Bien que non expressément visée par la loi, l’intimidation peut constituer une forme de
harcèlement psychologique lorsqu’elle répond à la définition de la Loi sur les normes du travail
(LNT). La LNT prévoit un recours pour la victime qui réussit à démontrer qu’elle a subi un tel
comportement. Ce recours ne vise que l’employeur, puisque c’est à lui qu’incombe l’obligation de
prévenir et de faire cesser le harcèlement au travail au sens de la LNT. Toutefois, même lorsqu’une
situation de harcèlement psychologique est constatée, la plainte déposée sera rejetée si l’employeur
démontre qu’il a pris les moyens raisonnables pour le prévenir et le faire cesser.
De nombreuses études démontrent que le harcèlement psychologique demeure toujours
présent au travail, et le législateur québécois a apporté plusieurs modifications aux lois du travail dans
les dernières années pour contrer ce fléau. Depuis 2024, l’employeur doit notamment adopter et
rendre disponible aux personnes qui travaillent une politique de prévention du harcèlement dont le
contenu minimal est établi par la loi, et il devra, à partir de l’automne 2025, intégrer cette politique à
son programme de prévention exigé par la Loi sur la santé et la sécurité du travail (LSST). Dans ce
programme, l’employeur devra également identifier et prendre en charge les risques psychosociaux
pouvant affecter la santé psychologique des travailleuses et des travailleurs.

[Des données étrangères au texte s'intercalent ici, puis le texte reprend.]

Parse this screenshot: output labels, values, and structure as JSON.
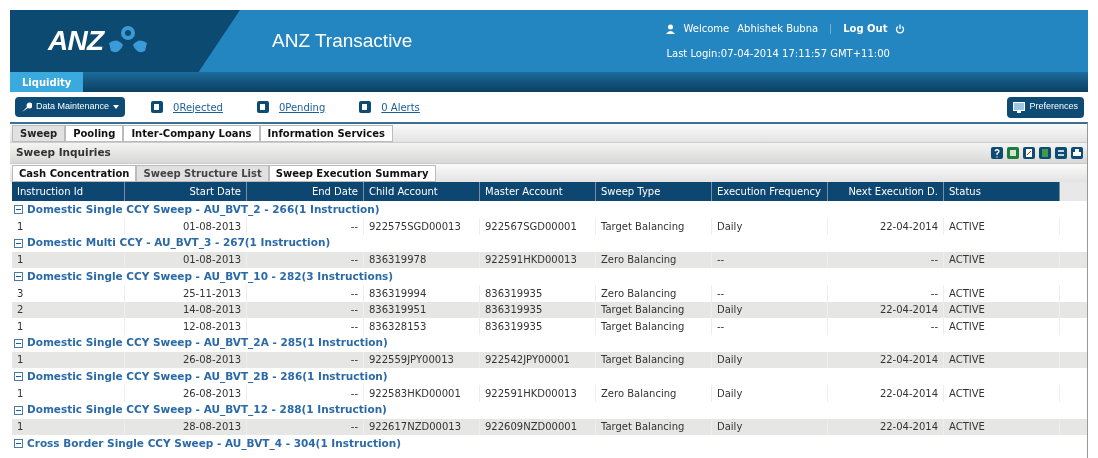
{
  "header": {
    "logo": "ANZ",
    "app_title": "ANZ Transactive",
    "welcome": "Welcome",
    "user": "Abhishek Bubna",
    "logout": "Log Out",
    "last_login": "Last Login:07-04-2014 17:11:57 GMT+11:00"
  },
  "module_tab": {
    "label": "Liquidity",
    "selected": true
  },
  "toolbar": {
    "menu_button": "Data Maintenance",
    "links": [
      {
        "label": "0Rejected"
      },
      {
        "label": "0Pending"
      },
      {
        "label": "0 Alerts"
      }
    ],
    "preferences": "Preferences"
  },
  "tabs": [
    {
      "label": "Sweep",
      "selected": true
    },
    {
      "label": "Pooling",
      "selected": false
    },
    {
      "label": "Inter-Company Loans",
      "selected": false
    },
    {
      "label": "Information Services",
      "selected": false
    }
  ],
  "section_title": "Sweep Inquiries",
  "sub_tabs": [
    {
      "label": "Cash Concentration",
      "selected": false
    },
    {
      "label": "Sweep Structure List",
      "selected": true
    },
    {
      "label": "Sweep Execution Summary",
      "selected": false
    }
  ],
  "table": {
    "columns": [
      "Instruction Id",
      "Start Date",
      "End Date",
      "Child Account",
      "Master Account",
      "Sweep Type",
      "Execution Frequency",
      "Next Execution D.",
      "Status"
    ],
    "groups": [
      {
        "title": "Domestic Single CCY Sweep - AU_BVT_2 - 266(1 Instruction)",
        "expanded": true,
        "rows": [
          [
            "1",
            "01-08-2013",
            "--",
            "922575SGD00013",
            "922567SGD00001",
            "Target Balancing",
            "Daily",
            "22-04-2014",
            "ACTIVE"
          ]
        ]
      },
      {
        "title": "Domestic Multi CCY - AU_BVT_3 - 267(1 Instruction)",
        "expanded": true,
        "rows": [
          [
            "1",
            "01-08-2013",
            "--",
            "836319978",
            "922591HKD00013",
            "Zero Balancing",
            "--",
            "--",
            "ACTIVE"
          ]
        ]
      },
      {
        "title": "Domestic Single CCY Sweep - AU_BVT_10 - 282(3 Instructions)",
        "expanded": true,
        "rows": [
          [
            "3",
            "25-11-2013",
            "--",
            "836319994",
            "836319935",
            "Zero Balancing",
            "--",
            "--",
            "ACTIVE"
          ],
          [
            "2",
            "14-08-2013",
            "--",
            "836319951",
            "836319935",
            "Target Balancing",
            "Daily",
            "22-04-2014",
            "ACTIVE"
          ],
          [
            "1",
            "12-08-2013",
            "--",
            "836328153",
            "836319935",
            "Target Balancing",
            "--",
            "--",
            "ACTIVE"
          ]
        ]
      },
      {
        "title": "Domestic Single CCY Sweep - AU_BVT_2A - 285(1 Instruction)",
        "expanded": true,
        "rows": [
          [
            "1",
            "26-08-2013",
            "--",
            "922559JPY00013",
            "922542JPY00001",
            "Target Balancing",
            "Daily",
            "22-04-2014",
            "ACTIVE"
          ]
        ]
      },
      {
        "title": "Domestic Single CCY Sweep - AU_BVT_2B - 286(1 Instruction)",
        "expanded": true,
        "rows": [
          [
            "1",
            "26-08-2013",
            "--",
            "922583HKD00001",
            "922591HKD00013",
            "Zero Balancing",
            "Daily",
            "22-04-2014",
            "ACTIVE"
          ]
        ]
      },
      {
        "title": "Domestic Single CCY Sweep - AU_BVT_12 - 288(1 Instruction)",
        "expanded": true,
        "rows": [
          [
            "1",
            "28-08-2013",
            "--",
            "922617NZD00013",
            "922609NZD00001",
            "Target Balancing",
            "Daily",
            "22-04-2014",
            "ACTIVE"
          ]
        ]
      },
      {
        "title": "Cross Border Single CCY Sweep - AU_BVT_4 - 304(1 Instruction)",
        "expanded": true
      }
    ]
  }
}
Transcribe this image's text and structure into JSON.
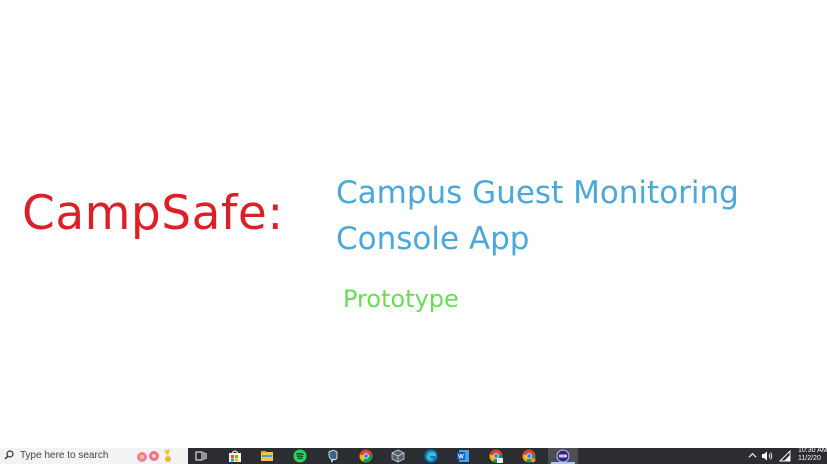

La réalité est telle que le fonctionnement de l’institution universitaire et ses valeurs de
collégialité, d’autonomie et de liberté académique s’opposent fondamentalement à l’esprit du rapport
de subordination implicite au droit de direction conféré aux employeurs par le droit québécois. Cette
incompatibilité va au cœur de la dynamique de la relation d’emploi entre les professeur.e.s
universitaires et les universités pouvant, par le fait même, complexifier l’application des dispositions
prévues par le législateur en matière de droit du travail, et plus spécifiquement en matière de
harcèlement.
La littérature est d’ailleurs abondante à l’effet que le milieu universitaire présente un terreau
fertile aux comportements irrespectueux ou abusifs ainsi qu’aux manifestations d’incivilité et
1d’intimidation qui entraînent un climat de travail néfaste. En effet, l’université constitue un milieu de
travail très particulier pour les membres du corps professoral, notamment en raison de la grande
autonomie dont ils jouissent, qui découle de leurs fonctions diverses et de leurs charges de travail
atypiques. Les rôles y sont trop souvent mal définis (ou mal compris), les critères d’évaluation de la
performance menant à la permanence et aux promotions relèvent en partie de l’appréciation des
collègues (couramment subjective), et la compétitivité peut devenir malsaine, encouragée par la
valorisation du travail acharné et la rareté des fonds de recherche.
Mais quels sont les recours pour les professeur.e.s victimes de harcèlement au travail, alors
qu’il devient difficile d’identifier l’employeur dans un tel contexte? À qui incombent ces obligations
légales de prévention : au directeur de programmes ou de département, au doyen, aux ressources
humaines, au recteur? Alors que les risques psychosociaux devront être consignés dans les
programmes de prévention au sens de la LSST, ce qui inclut le harcèlement psychologique et la charge
de travail, est-ce que l’évaluation par les pairs sera identifiée comme un tel risque?
Lors de cette présentation, nous exposerons le cadre législatif québécois et les obligations qui
incombent aux employeurs en matière de prévention du harcèlement psychologique au travail. Par la
suite, nous examinerons les procédures et mécanismes actuellement mis en place dans des universités
québécoises pour prévenir et contrer le harcèlement psychologique entre collègues professeur.e.s, et
identifierons certaines questions soulevées par cet enjeu délicat et peu discuté.